Friend of my youth, how oft my spirit needs
The old, responsive voice! Silence is strange,
That so conspires with Time. O, let us break
The spell, and speak, at least for old love's sake!
New York, April 9, 1870.

295

TO O. B. F.

To you, rejected by the church which most
Vaunts its own outgrowth from the older creeds,
Yet, jealous of God's boundless Pentecost,
Disowns all plants from its own flying seeds,
And props its stalk on formulas and texts,
Close shut from blowing winds of freer thought,—
To you, O friend, we turn, who, leaving sects
And rites outworn, have ever bravely sought
To find and lead the way to ampler heights
Of vision and of faith.

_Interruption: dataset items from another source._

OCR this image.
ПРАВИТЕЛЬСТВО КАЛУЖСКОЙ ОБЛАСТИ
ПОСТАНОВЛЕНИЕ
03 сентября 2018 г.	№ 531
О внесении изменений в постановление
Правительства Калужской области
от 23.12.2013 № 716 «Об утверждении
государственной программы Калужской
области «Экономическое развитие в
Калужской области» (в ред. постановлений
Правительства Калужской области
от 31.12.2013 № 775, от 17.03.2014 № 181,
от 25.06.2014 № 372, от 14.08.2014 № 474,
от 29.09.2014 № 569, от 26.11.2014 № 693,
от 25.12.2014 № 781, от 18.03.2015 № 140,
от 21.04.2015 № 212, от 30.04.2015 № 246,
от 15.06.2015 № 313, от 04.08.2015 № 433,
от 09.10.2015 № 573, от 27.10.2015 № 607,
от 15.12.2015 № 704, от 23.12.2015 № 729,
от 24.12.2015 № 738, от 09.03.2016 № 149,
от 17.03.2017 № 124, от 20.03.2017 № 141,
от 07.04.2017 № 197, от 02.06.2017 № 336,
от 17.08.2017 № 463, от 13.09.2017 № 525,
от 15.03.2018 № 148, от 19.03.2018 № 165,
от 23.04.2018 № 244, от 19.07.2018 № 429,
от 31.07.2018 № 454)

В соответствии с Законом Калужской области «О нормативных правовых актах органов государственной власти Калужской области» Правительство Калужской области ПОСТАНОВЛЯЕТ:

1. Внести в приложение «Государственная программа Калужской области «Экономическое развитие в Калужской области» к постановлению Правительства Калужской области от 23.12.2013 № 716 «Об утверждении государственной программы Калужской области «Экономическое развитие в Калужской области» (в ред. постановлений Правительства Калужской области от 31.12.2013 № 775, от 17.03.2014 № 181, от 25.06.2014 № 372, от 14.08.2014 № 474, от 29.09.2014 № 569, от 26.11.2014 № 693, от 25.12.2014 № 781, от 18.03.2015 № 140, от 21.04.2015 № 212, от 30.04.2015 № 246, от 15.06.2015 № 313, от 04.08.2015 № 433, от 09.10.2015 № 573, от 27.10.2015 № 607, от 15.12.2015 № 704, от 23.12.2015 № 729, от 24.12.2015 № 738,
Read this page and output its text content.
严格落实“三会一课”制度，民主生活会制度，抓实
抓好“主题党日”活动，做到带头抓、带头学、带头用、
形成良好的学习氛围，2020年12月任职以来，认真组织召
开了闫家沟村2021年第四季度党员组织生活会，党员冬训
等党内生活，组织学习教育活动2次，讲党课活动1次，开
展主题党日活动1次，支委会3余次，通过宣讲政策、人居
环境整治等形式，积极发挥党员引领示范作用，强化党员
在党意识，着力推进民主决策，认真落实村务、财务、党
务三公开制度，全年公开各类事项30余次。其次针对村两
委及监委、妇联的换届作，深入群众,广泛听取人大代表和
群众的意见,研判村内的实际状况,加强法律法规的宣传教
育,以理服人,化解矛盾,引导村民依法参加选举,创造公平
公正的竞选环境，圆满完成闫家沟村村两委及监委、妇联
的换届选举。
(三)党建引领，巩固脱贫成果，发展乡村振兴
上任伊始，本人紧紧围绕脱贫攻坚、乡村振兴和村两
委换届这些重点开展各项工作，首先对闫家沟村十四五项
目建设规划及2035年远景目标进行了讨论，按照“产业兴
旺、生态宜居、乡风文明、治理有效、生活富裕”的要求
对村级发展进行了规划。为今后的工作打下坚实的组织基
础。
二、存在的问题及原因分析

Your voice we hear,
Rich with the earnest eloquence of truth;
And, following where its cheering tone invites,
The fogs of doubt disperse, the sky is clear,
And the wide prospect smiles with hope and youth.

296

TO O. B. F. (CONTINUED.)

Alone you stand, a herald of the morn
Of reason, faith, and large humanity,—
Auroral airs of earth and heaven born,
Blown from the east across time's changeful sea.
One day the world will know you, ranked with those
Who foremost in the nation's honor stand,—
The poet seers, who, as the century grows,
Give it a shape, with heart and brain and hand
Pledged to the truth. I only say what all
Will know, when clearer lamps are lit than now
In Christendom's dim crypts stand flickering low;
And fain to you would bring some coronal
Worthier than this small wreath of song I weave:
The fuller praise the riper times will give.
1870

297

YOUTH AND AGE.

When young, I slighted art, yet sighed for fame;
Dashed into careless rhyme, and toyed with thought.
When art and thoughts with age and wisdom came,
I laid aside the verse that youth had wrought.
These fruits, I said, were green, that from my bough,
When windy fancies swept, so lightly fell;
A mellower autumn sun is shining now,
That shames the cruder crop once loved so well.
Yet when it chanced some tender hearts had found
A sweeter flavor in the juiceless things
That lay in heaps neglected on the ground,
Than in the fruits the ripening season brings,
I thought, Must life retrace its pilgrimage,
And youth sing songs for youth, and age for age?